8/20/13 RSS and the Mother Chromosome 7

When Sam was diagnosed with Russell Silver syndrome, way back in 1997, there was only a fledgling internet, enough to look it up and read some vague descriptions of groups of symptoms that made up RSS.

What I could discover was that the most difficult symptom of RSS babies had let us off with only slight appetite issues. She never had to have a GI button surgically implanted to feed her calories overnight. She didn't gain much weight (she had gone from 4 pounds at full term birth to 12 pounds at a year old) but since they didn't actually pin down a diagnosis until she was two, and we had soldiered on, filling bottle with chocolate milk her second year to keep weight on her, we'd weathered that storm without even knowing it. Granted, it required her front teeth to be capped at age 3, but looking back, I really think that kept her from wasting away while we waited between specialist appointments and tests and blood draws.

Now there are conferences and groups and studies that push along what we know and still need to discover about RSS. 

I was telling Sam about a small group of RSS patients who show a chromosomal abnormality called  "maternal uniparental disomy" on Chromosome 7.  Since only about 1 in 100,000 births are affected by RSS, and less than 10% of those have been linked to the maternal gene, it might be reaching, but we both shared a laugh over it.

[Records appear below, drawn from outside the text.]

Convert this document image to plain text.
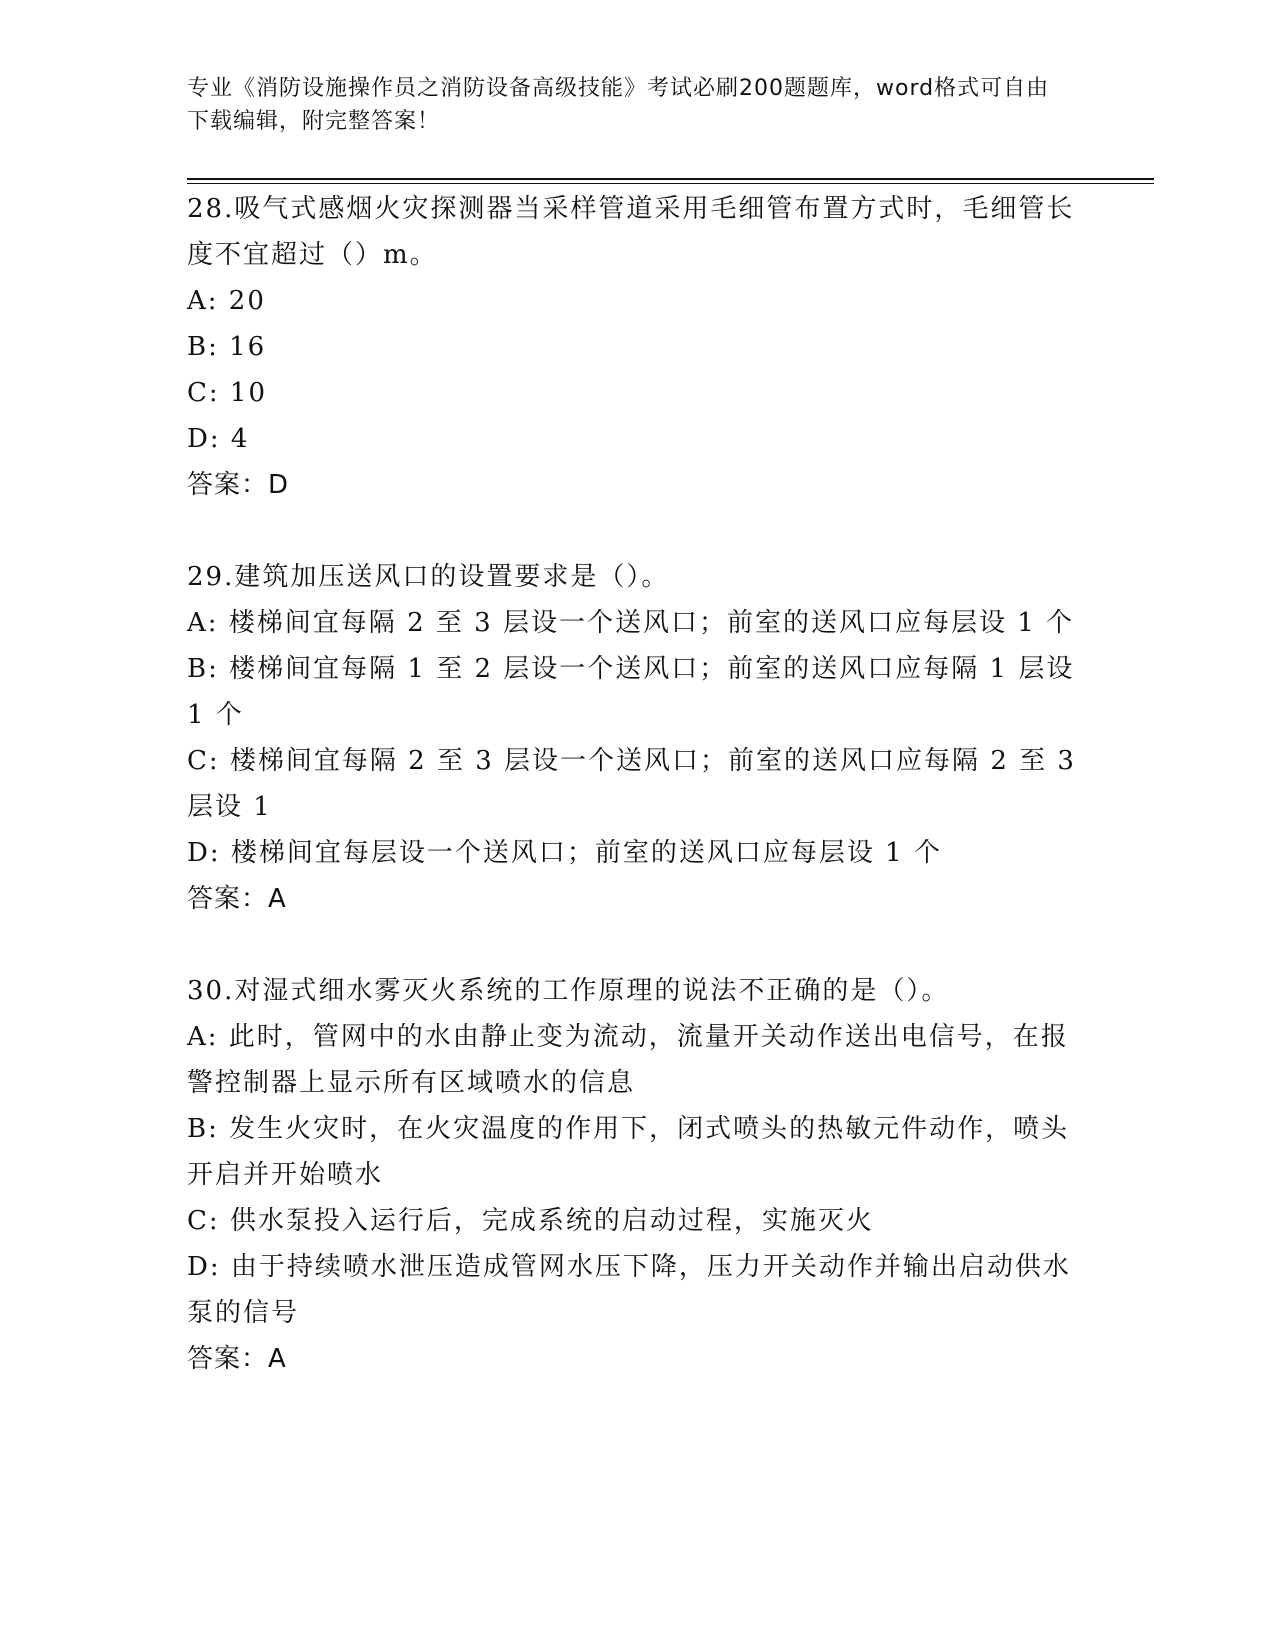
专业《消防设施操作员之消防设备高级技能》考试必刷200题题库，word格式可自由下载编辑，附完整答案！
28.吸气式感烟火灾探测器当采样管道采用毛细管布置方式时，毛细管长度不宜超过（）m。
A: 20
B: 16
C: 10
D: 4
答案：D
29.建筑加压送风口的设置要求是（）。
A: 楼梯间宜每隔 2 至 3 层设一个送风口；前室的送风口应每层设 1 个
B: 楼梯间宜每隔 1 至 2 层设一个送风口；前室的送风口应每隔 1 层设 1 个
C: 楼梯间宜每隔 2 至 3 层设一个送风口；前室的送风口应每隔 2 至 3 层设 1
D: 楼梯间宜每层设一个送风口；前室的送风口应每层设 1 个
答案：A
30.对湿式细水雾灭火系统的工作原理的说法不正确的是（）。
A: 此时，管网中的水由静止变为流动，流量开关动作送出电信号，在报警控制器上显示所有区域喷水的信息
B: 发生火灾时，在火灾温度的作用下，闭式喷头的热敏元件动作，喷头开启并开始喷水
C: 供水泵投入运行后，完成系统的启动过程，实施灭火
D: 由于持续喷水泄压造成管网水压下降，压力开关动作并输出启动供水泵的信号
答案：A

You see, maternal uniparental disomy occurs when a copy of my genetic material on chromosome 7 is duplicated instead of getting the matching one from the paternal unit. In other words, there are about 159 million base pairs that are twice me and no Bob imprinted on Sam. 

She said, "oh, that would explain so much..." and we looked at each other in that mirror image way we have and just cracked up.